Bug 6443 – [GSoC] Catching exceptions in fibers broken on Windows/Linux x86_64
Status
RESOLVED
Resolution
FIXED
Severity
critical
Priority
P2
Component
druntime
Product
D
Version
D2
Platform
x86
OS
Windows
Creation time
2011-08-06T12:23:00Z
Last change time
2011-10-29T00:56:55Z
Assigned to
nobody
Creator
code
Comments
Comment #0 by code — 2011-08-06T12:23:46Z
The following program crashes on Windows for me, while working as expected on Linux and OS X:
---
import core.thread;
import std.stdio;
void main() {
(new Fiber({
try {
throw new Exception("Foo!");
} catch (Exception e) {
stderr.writefln("Caught: %s", e);
}
})).call();
}
---
DMD/druntime from Git master, running on Windows Server 2008 R2 x86_64 (inside a VirtualBox VM, but that shouldn't matter). When building/debugging with Visual D, I get a stack overflow in release mode (somewhere inside KernelBase.dll), and a »Unhandled exception at 0x7547b9bc in ConsoleApp1.exe: 0xE0440001: 0xe0440001« in debug mode.
Since 0xe044001 is STATUS_DIGITAL_MARS_D_EXCEPTION, the obvious guess would be that the fiber context switching code is somehow messing with SEH, so that the exception is never actually caught. Unfortunately, I don't know enough about the Win32 internals to be able to efficiently track this down.
Comment #1 by code — 2011-08-06T12:28:00Z
(the writefln() was only for demonstration purposes and is not needed in order to trigger the bug)
Comment #2 by code — 2011-08-10T21:39:58Z
I unfortunately stand corrected: The snippet crashes on Linux x86_64 as well:
---
#0 0x00007ffff7dec9d4 in _dl_sysdep_read_whole_file () from /lib/ld-linux-x86-64.so.2
#1 0x00007ffff7de68aa in _dl_load_cache_lookup () from /lib/ld-linux-x86-64.so.2
#2 0x00007ffff7de5ebe in _dl_map_object () from /lib/ld-linux-x86-64.so.2
#3 0x00007ffff7defa9b in dl_open_worker () from /lib/ld-linux-x86-64.so.2
#4 0x00007ffff7deb9e6 in _dl_catch_error () from /lib/ld-linux-x86-64.so.2
#5 0x00007ffff7def63a in _dl_open () from /lib/ld-linux-x86-64.so.2
#6 0x00007ffff74df600 in ?? () from /lib/libc.so.6
#7 0x00007ffff7deb9e6 in _dl_catch_error () from /lib/ld-linux-x86-64.so.2
#8 0x00007ffff74df69f in ?? () from /lib/libc.so.6
#9 0x00007ffff74df707 in __libc_dlopen_mode () from /lib/libc.so.6
#10 0x00007ffff74bbbb5 in ?? () from /lib/libc.so.6
#11 0x00007ffff79c5ff0 in pthread_once () from /lib/libpthread.so.0
#12 0x00007ffff74bbcd4 in backtrace () from /lib/libc.so.6
#13 0x0000000000419cf3 in core.runtime.defaultTraceHandler() ()

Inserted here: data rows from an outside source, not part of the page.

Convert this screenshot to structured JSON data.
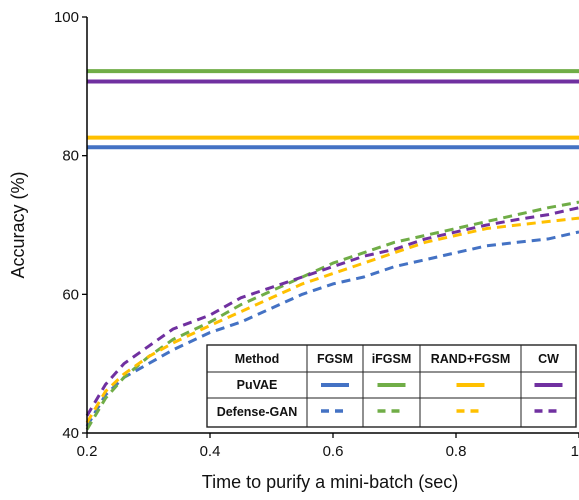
{
  "chart_data": {
    "type": "line",
    "title": "",
    "xlabel": "Time to purify a mini-batch (sec)",
    "ylabel": "Accuracy (%)",
    "xlim": [
      0.2,
      1.0
    ],
    "ylim": [
      40,
      100
    ],
    "xticks": [
      0.2,
      0.4,
      0.6,
      0.8,
      1
    ],
    "xtick_labels": [
      "0.2",
      "0.4",
      "0.6",
      "0.8",
      "1"
    ],
    "yticks": [
      40,
      60,
      80,
      100
    ],
    "ytick_labels": [
      "40",
      "60",
      "80",
      "100"
    ],
    "grid": false,
    "legend": {
      "placement": "bottom-right",
      "header": "Method",
      "columns": [
        "FGSM",
        "iFGSM",
        "RAND+FGSM",
        "CW"
      ],
      "rows": [
        "PuVAE",
        "Defense-GAN"
      ]
    },
    "colors": {
      "FGSM": "#4472c4",
      "iFGSM": "#70ad47",
      "RAND+FGSM": "#ffc000",
      "CW": "#7030a0"
    },
    "series": [
      {
        "method": "PuVAE",
        "attack": "FGSM",
        "style": "solid",
        "x": [
          0.2,
          1.0
        ],
        "y": [
          81.2,
          81.2
        ]
      },
      {
        "method": "PuVAE",
        "attack": "iFGSM",
        "style": "solid",
        "x": [
          0.2,
          1.0
        ],
        "y": [
          92.2,
          92.2
        ]
      },
      {
        "method": "PuVAE",
        "attack": "RAND+FGSM",
        "style": "solid",
        "x": [
          0.2,
          1.0
        ],
        "y": [
          82.6,
          82.6
        ]
      },
      {
        "method": "PuVAE",
        "attack": "CW",
        "style": "solid",
        "x": [
          0.2,
          1.0
        ],
        "y": [
          90.7,
          90.7
        ]
      },
      {
        "method": "Defense-GAN",
        "attack": "FGSM",
        "style": "dashed",
        "x": [
          0.2,
          0.23,
          0.26,
          0.3,
          0.34,
          0.4,
          0.45,
          0.5,
          0.55,
          0.6,
          0.65,
          0.7,
          0.75,
          0.8,
          0.85,
          0.9,
          0.95,
          1.0
        ],
        "y": [
          41.0,
          45.5,
          48.0,
          50.0,
          52.0,
          54.5,
          56.0,
          58.0,
          60.0,
          61.5,
          62.5,
          64.0,
          65.0,
          66.0,
          67.0,
          67.5,
          68.0,
          69.0
        ]
      },
      {
        "method": "Defense-GAN",
        "attack": "iFGSM",
        "style": "dashed",
        "x": [
          0.2,
          0.23,
          0.26,
          0.3,
          0.34,
          0.4,
          0.45,
          0.5,
          0.55,
          0.6,
          0.65,
          0.7,
          0.75,
          0.8,
          0.85,
          0.9,
          0.95,
          1.0
        ],
        "y": [
          40.5,
          45.0,
          48.0,
          51.0,
          53.5,
          56.0,
          58.5,
          60.5,
          62.5,
          64.5,
          66.0,
          67.5,
          68.5,
          69.5,
          70.5,
          71.5,
          72.5,
          73.3
        ]
      },
      {
        "method": "Defense-GAN",
        "attack": "RAND+FGSM",
        "style": "dashed",
        "x": [
          0.2,
          0.23,
          0.26,
          0.3,
          0.34,
          0.4,
          0.45,
          0.5,
          0.55,
          0.6,
          0.65,
          0.7,
          0.75,
          0.8,
          0.85,
          0.9,
          0.95,
          1.0
        ],
        "y": [
          41.5,
          46.0,
          48.5,
          51.0,
          53.0,
          55.5,
          57.5,
          59.5,
          61.5,
          63.0,
          64.5,
          66.0,
          67.5,
          68.5,
          69.5,
          70.0,
          70.5,
          71.0
        ]
      },
      {
        "method": "Defense-GAN",
        "attack": "CW",
        "style": "dashed",
        "x": [
          0.2,
          0.23,
          0.26,
          0.3,
          0.34,
          0.4,
          0.45,
          0.5,
          0.55,
          0.6,
          0.65,
          0.7,
          0.75,
          0.8,
          0.85,
          0.9,
          0.95,
          1.0
        ],
        "y": [
          42.5,
          47.0,
          50.0,
          52.5,
          55.0,
          57.0,
          59.5,
          61.0,
          62.5,
          64.0,
          65.5,
          66.5,
          68.0,
          69.0,
          70.0,
          70.8,
          71.5,
          72.5
        ]
      }
    ]
  }
}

#14 0x0000000000000000 in ?? ()
---
From the above trace, this seems to be a problem in the default backtrace handler, and indeed, when I disable it by calling rt_setTraceHandler(0) (e.g. from GDB), the program works as expected (on Windows, it crashes regardless of whether the handler is enabled or not).
Comment #3 by code — 2011-08-10T22:03:39Z
*** Issue 6025 has been marked as a duplicate of this issue. ***
Comment #4 by sean — 2011-08-19T14:42:38Z
It sounds like the Fiber code isn't properly setting something the backtrace code needs to know where the base of the stack is. It may take a while to figure this one out.
Comment #5 by code — 2011-10-29T00:56:55Z
Fixed in 2.056. Sean, do you really insist on not closing »your« bugs until the release is out? Immediately closing them after the fix is in would reduce the chance of bugs accidentally staying open, and help Walter compile the changelog.